Mais ne nous y trompons pas, ce recul verbal, n’a qu’un but ; faire accepter la loi Bachelot ! Les concessions annoncées, sur la gouvernance de l’hôpital ne concernent que les CHU, soit seulement quelques établissements.
La loi hôpital, patients, santé, territoires remet totalement en cause les valeurs du service public. Cette loi qui ne s’intéresse qu’à la rentabilité de la santé, (voir actuellement nos instances, plan hôpital 2007, 2012), notre hôpital public sera forcement perdant. La méthode du gouvernement est claire : creuser le déficit de la sécurité sociale pour justifier ces réformes et baisser le coût du travail : faire gérer l’hôpital comme une entreprise privée. Les conséquences pour les assurés sociaux seront terribles : Se soigner sera de plus en plus difficile, se soigner sera de plus en plus cher.
Le système de soins dont les américains ne veulent plus, N. Sarkosy veut nous l’imposer.
Déjà, l’absence de moyens supplémentaires pour l’hôpital entraîne la dégradation des conditions de travail et la pénurie organisée des personnels. Des personnels qui sont dans une difficulté d’exercice parce qu’ils ne sont pas assez nombreux. Il faut savoir qu’avec la mise en place de cette loi se sera 20 000 à 30 000 emplois qui vont être supprimés d’ici à 2012 (800 en bretagne au minimum). Avec la mise en place de la T2A notre établissement subit depuis quelques années plan d’économie sur plan d’économie avec à la clé des suppressions de mensualités, soit l’équivalent de 18 postes cette année. Que dire de la suppression des lits (100 000 déjà depuis 1992).

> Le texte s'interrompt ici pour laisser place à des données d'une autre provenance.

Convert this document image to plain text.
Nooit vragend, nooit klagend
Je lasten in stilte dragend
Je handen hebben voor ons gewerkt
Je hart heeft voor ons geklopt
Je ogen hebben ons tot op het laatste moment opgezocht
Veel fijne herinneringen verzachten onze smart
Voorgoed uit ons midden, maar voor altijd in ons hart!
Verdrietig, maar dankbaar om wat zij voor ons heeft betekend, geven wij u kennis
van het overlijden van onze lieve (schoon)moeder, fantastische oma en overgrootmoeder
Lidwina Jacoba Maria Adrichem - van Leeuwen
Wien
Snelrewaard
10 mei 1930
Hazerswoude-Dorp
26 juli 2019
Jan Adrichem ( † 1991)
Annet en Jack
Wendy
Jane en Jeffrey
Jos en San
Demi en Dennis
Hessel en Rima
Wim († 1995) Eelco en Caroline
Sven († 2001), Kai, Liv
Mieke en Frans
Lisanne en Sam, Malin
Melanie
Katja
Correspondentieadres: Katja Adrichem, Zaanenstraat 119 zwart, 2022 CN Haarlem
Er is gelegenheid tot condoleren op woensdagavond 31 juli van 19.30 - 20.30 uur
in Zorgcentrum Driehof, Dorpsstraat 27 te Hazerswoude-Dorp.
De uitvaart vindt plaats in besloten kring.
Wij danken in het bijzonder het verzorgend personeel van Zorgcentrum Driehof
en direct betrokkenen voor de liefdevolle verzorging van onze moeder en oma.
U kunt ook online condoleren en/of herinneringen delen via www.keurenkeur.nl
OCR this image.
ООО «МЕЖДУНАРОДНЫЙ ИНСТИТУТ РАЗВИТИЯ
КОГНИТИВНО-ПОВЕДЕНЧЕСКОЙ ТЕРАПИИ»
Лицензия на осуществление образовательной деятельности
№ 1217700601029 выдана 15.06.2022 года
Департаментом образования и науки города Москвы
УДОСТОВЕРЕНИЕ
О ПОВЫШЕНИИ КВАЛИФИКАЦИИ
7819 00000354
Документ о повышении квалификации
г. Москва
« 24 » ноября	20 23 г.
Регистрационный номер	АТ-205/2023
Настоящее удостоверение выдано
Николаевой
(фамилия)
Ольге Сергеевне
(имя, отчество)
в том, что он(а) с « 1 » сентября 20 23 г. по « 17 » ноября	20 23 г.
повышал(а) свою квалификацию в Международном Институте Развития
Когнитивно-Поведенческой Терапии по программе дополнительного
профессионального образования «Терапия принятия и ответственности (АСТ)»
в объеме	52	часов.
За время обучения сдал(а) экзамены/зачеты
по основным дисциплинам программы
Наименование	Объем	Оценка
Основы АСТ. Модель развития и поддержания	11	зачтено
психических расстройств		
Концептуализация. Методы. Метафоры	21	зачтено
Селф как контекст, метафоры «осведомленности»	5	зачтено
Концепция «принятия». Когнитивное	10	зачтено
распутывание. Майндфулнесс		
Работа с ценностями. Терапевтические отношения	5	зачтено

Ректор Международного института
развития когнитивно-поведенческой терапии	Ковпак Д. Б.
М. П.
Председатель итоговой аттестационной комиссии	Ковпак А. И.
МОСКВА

L’organisation des soins, ce n’est pas dans la loi. La constitution de filières de soins, ce n’est pas dans la loi ! Le financement des hôpitaux, ce n’est pas dans la loi. Cette grande loi se résume donc à transformer les hôpitaux en entreprises en donnant tout le pouvoir au directeur !
Autre pilier du texte du gouvernement, les ARS qui regrouperont les ex ARH, ddass, drass, unions régionales d’assurance maladie, elles déclineront régionalement la politique de santé. Les ARS décideront des ouvertures, des fermetures, des regroupements de toutes les activités de soins. L’ARS aura entre ses mains l’ensemble des crédits et pourra ainsi transférer activités et financement de l’hôpital public vers le secteur privé comme le prévoit l’article 1° de la loi (clinique de la baie).
Le directeur de l’ARS fixera la rémunération du directeur de l’hôpital et pourra mettre fin à ses fonctions, si celui-ci ne parvient pas à ses objectifs financiers. Pour information, un Directeur d’ARH gagne actuellement un peu plus de 111 000 € par an + 20 % de primes si ses objectifs sont atteints, combien empocheront les futurs patrons d’ARS, sachant que demain ils seront amenés à gérer un budget colossal frisant le milliard d’€ ?
Il n’y a aucune urgence pour réformer l’hôpital public.
Il n’y a qu’un président pressé. Il est volontariste, mais il sait reculer. Il vient de le faire.
Seule une grande mobilisation de la communauté hospitalière non médicale et médicale, et de l’ensemble de la population, permettra d’obtenir le retrait de la loi.
SUD Santé revendique :
Le retrait du projet de loi Hôpital, patients, santé, territoires,
L’arrêt des suppressions d’emplois,
L’arrêt des fermetures d’établissements
La remise à niveau des budgets
L’instauration d’une véritable démocratie sanitaire associant médecins, personnels, usagers, élus, au choix de santé publique.